- Genre: Drama
- Written by: Brown Meggs
- Directed by: Rod Holcomb
- Starring: Robert Conrad George Hamilton Brooke Bundy Catherine Corkill Whitney Kershaw Bo Kaprall Ted Levine Dean Hill
- Music by: Jan Hammer
- Country of origin: United States
- Original language: English

Production
- Executive producer: Joan Conrad
- Producer: Robert L. Long
- Cinematography: George Kohut
- Editors: James W. Miller Robert L. Sinise
- Running time: 120 minutes
- Production company: A. Shane Company

Original release
- Network: NBC
- Release: February 11, 1985

Related
- Two Fathers: Justice for the Innocent

= Two Fathers' Justice =

Two Fathers' Justice is a 1985 American made-for-television drama film about two men from different walks of life who have to work together to bring to justice the killers of their children.
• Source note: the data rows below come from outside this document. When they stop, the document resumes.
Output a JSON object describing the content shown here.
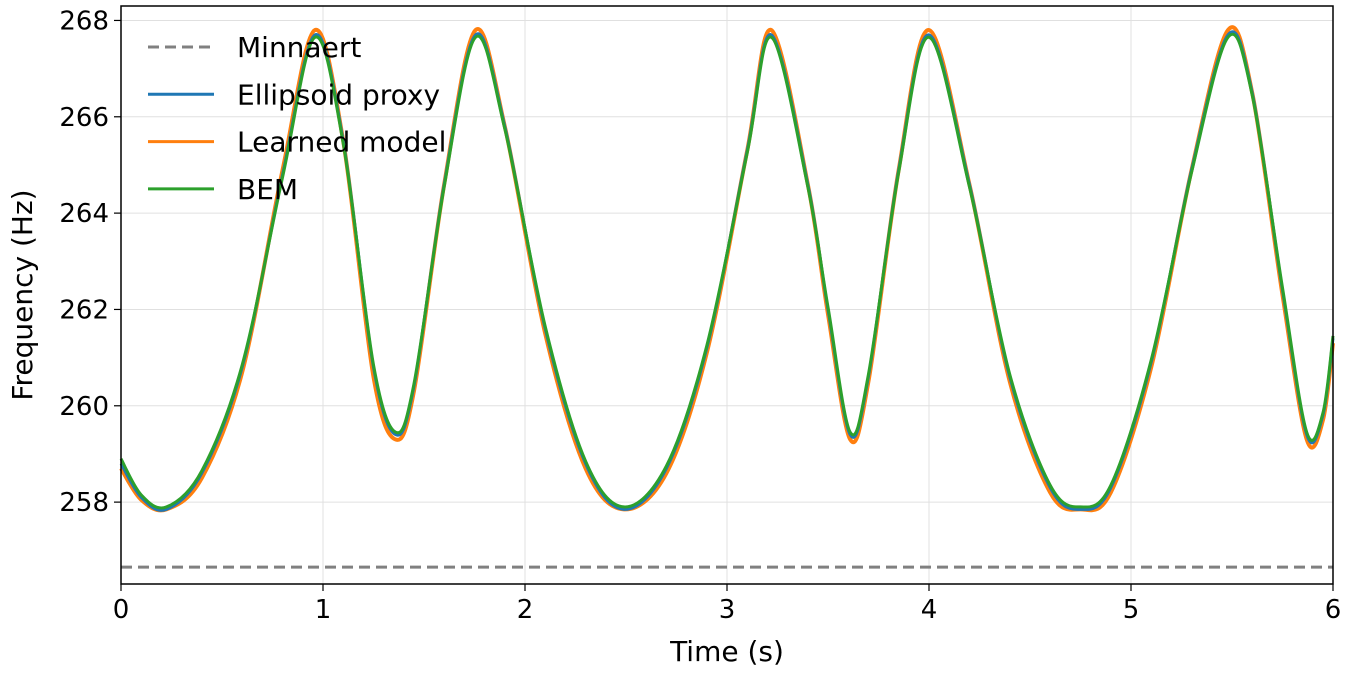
{
  "chart_data": {
    "type": "line",
    "xlabel": "Time (s)",
    "ylabel": "Frequency (Hz)",
    "xlim": [
      0,
      6
    ],
    "ylim": [
      256.3,
      268.3
    ],
    "xticks": [
      0,
      1,
      2,
      3,
      4,
      5,
      6
    ],
    "yticks": [
      258,
      260,
      262,
      264,
      266,
      268
    ],
    "grid": true,
    "legend_position": "top-left",
    "series": [
      {
        "name": "Minnaert",
        "color": "#808080",
        "style": "dashed",
        "x": [
          0,
          6
        ],
        "y": [
          256.65,
          256.65
        ]
      },
      {
        "name": "Ellipsoid proxy",
        "color": "#1f77b4",
        "style": "solid",
        "x": [
          0,
          0.1,
          0.225,
          0.4,
          0.6,
          0.8,
          0.96,
          1.1,
          1.25,
          1.36,
          1.45,
          1.6,
          1.755,
          1.9,
          2.1,
          2.3,
          2.49,
          2.7,
          2.9,
          3.1,
          3.22,
          3.4,
          3.5,
          3.61,
          3.7,
          3.85,
          4.0,
          4.2,
          4.4,
          4.6,
          4.75,
          4.9,
          5.1,
          5.3,
          5.48,
          5.6,
          5.75,
          5.87,
          5.95,
          6.0
        ],
        "y": [
          258.8,
          258.1,
          257.85,
          258.6,
          260.8,
          264.8,
          267.7,
          265.5,
          260.8,
          259.4,
          260.4,
          264.6,
          267.7,
          265.8,
          261.6,
          258.8,
          257.85,
          258.7,
          261.2,
          265.3,
          267.7,
          264.6,
          262.0,
          259.4,
          260.6,
          264.9,
          267.7,
          264.6,
          260.6,
          258.3,
          257.85,
          258.3,
          260.9,
          264.9,
          267.7,
          266.5,
          262.4,
          259.4,
          259.8,
          261.4
        ]
      },
      {
        "name": "Learned model",
        "color": "#ff7f0e",
        "style": "solid",
        "x": [
          0,
          0.1,
          0.225,
          0.4,
          0.6,
          0.8,
          0.96,
          1.1,
          1.25,
          1.36,
          1.45,
          1.6,
          1.755,
          1.9,
          2.1,
          2.3,
          2.49,
          2.7,
          2.9,
          3.1,
          3.22,
          3.4,
          3.5,
          3.61,
          3.7,
          3.85,
          4.0,
          4.2,
          4.4,
          4.6,
          4.75,
          4.9,
          5.1,
          5.3,
          5.48,
          5.6,
          5.75,
          5.87,
          5.95,
          6.0
        ],
        "y": [
          258.7,
          258.05,
          257.85,
          258.5,
          260.7,
          264.9,
          267.8,
          265.5,
          260.6,
          259.3,
          260.3,
          264.6,
          267.8,
          265.8,
          261.5,
          258.7,
          257.85,
          258.6,
          261.1,
          265.3,
          267.8,
          264.6,
          261.9,
          259.3,
          260.5,
          264.9,
          267.8,
          264.6,
          260.5,
          258.2,
          257.85,
          258.2,
          260.8,
          264.9,
          267.8,
          266.5,
          262.3,
          259.3,
          259.7,
          261.3
        ]
      },
      {
        "name": "BEM",
        "color": "#2ca02c",
        "style": "solid",
        "x": [
          0,
          0.1,
          0.225,
          0.4,
          0.6,
          0.8,
          0.96,
          1.1,
          1.25,
          1.36,
          1.45,
          1.6,
          1.755,
          1.9,
          2.1,
          2.3,
          2.49,
          2.7,
          2.9,
          3.1,
          3.22,
          3.4,
          3.5,
          3.61,
          3.7,
          3.85,
          4.0,
          4.2,
          4.4,
          4.6,
          4.75,
          4.9,
          5.1,
          5.3,
          5.48,
          5.6,
          5.75,
          5.87,
          5.95,
          6.0
        ],
        "y": [
          258.9,
          258.15,
          257.9,
          258.65,
          260.85,
          264.75,
          267.65,
          265.45,
          260.85,
          259.45,
          260.45,
          264.55,
          267.65,
          265.75,
          261.65,
          258.85,
          257.9,
          258.75,
          261.25,
          265.25,
          267.65,
          264.55,
          262.05,
          259.45,
          260.65,
          264.85,
          267.65,
          264.55,
          260.65,
          258.35,
          257.9,
          258.35,
          260.95,
          264.85,
          267.65,
          266.45,
          262.45,
          259.45,
          259.85,
          261.45
        ]
      }
    ]
  }
}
It stars Robert Conrad and George Hamilton.

==Background==
Directed by Rod Holcomb and produced by Bob Long, the film was an NBC movie of the week. For actor Richard Kind, this was his first time in film.

==Story==
A young couple, a girl and guy are about to marry when they are murdered by some drug dealers. Stack (Robert Conrad), the father of the girl, is a tough former steel worker who is from the South Side of Chicago. Bradley (George Hamilton), the father of the boy, is a successful businessman who has his own private jet. Due to the failure of the system to deal with the killers, who avoid justice, these two men from very different backgrounds have to take matters into their own hands.

==Sequel==
In the sequel Two Fathers: Justice for the Innocent, a hunt takes place some years later when the murderer of their children escapes from prison. Both fathers reunite to find him.